To understand how signals in the brain synchronize, transmit to the muscle, how the body reacts, requires an advanced graphical visualization. And that is before attempting to depict the mathematical analysis.
The prize money on offer should be of great benefit as it would allow me to purchase advanced graphical editing software which can be employed to effectively convey the concept of neural engineering to students. Neural engineering is a rapidly growing field, and will impact on all of our lives. I think that students need to grasp it soon, as it will be intrinsic to their future lives.
How would you describe yourself in 3 words?
Odd, curious, enthusiastic
Who is your favourite singer or band?
What's your favourite food?
What is the most fun thing you've done?
White water rafting in the Alps
What did you want to be after you left school?
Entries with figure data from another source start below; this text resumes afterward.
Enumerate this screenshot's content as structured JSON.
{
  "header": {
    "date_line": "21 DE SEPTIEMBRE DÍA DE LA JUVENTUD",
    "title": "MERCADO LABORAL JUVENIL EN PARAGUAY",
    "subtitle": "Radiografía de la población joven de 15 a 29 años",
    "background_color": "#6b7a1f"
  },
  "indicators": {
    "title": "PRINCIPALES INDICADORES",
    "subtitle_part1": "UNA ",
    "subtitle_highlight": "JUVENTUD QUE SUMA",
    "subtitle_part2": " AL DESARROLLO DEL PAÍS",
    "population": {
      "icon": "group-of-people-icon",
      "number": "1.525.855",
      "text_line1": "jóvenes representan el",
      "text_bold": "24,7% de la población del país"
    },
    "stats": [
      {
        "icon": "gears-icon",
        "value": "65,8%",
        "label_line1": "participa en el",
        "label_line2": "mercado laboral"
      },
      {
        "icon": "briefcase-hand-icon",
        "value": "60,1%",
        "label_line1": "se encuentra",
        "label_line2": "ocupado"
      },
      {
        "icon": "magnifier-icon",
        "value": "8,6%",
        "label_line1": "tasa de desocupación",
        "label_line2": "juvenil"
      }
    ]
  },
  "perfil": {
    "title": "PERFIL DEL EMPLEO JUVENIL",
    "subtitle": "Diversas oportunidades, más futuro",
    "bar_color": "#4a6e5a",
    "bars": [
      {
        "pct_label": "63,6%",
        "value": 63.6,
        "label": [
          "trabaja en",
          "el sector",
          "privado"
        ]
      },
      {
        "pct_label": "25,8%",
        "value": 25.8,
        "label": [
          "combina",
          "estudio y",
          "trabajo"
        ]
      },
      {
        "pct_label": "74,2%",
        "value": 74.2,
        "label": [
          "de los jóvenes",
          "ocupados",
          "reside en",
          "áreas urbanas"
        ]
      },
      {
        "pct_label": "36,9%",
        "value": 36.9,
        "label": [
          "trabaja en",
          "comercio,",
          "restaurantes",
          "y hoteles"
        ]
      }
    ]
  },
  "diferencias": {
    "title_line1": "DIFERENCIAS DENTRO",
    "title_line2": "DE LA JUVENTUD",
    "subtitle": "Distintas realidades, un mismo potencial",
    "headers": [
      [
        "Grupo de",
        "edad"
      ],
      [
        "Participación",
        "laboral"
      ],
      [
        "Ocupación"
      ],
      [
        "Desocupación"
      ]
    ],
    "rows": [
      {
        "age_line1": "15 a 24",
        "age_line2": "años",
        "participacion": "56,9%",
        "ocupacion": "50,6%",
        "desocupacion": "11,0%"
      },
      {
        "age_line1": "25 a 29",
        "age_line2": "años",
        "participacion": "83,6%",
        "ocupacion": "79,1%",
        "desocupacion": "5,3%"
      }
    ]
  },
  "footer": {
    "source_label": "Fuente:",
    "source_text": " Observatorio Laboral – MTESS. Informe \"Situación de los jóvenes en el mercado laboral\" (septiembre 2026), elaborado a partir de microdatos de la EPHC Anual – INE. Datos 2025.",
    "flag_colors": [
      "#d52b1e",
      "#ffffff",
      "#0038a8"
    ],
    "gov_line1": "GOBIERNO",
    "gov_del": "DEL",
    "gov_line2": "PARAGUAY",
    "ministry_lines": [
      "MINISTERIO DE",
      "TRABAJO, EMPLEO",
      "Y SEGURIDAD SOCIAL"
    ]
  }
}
Were you ever in trouble at school?
Nah... Just a few late notes, no homeworks, etc...
What was your favourite subject at school?
Technical Graphics / Design & Communication Graphics (DCG)
What's the best thing you've done as a scientist?
Designed my own Brain-Computer Interface
If you weren't a scientist, what would you be?
If you had 3 wishes for yourself what would they be? - be honest!
Eat all I want and never get fat, go to space, win a Nobel Prize
Tell us a joke.
What do you call a cow with no legs? Ground beef.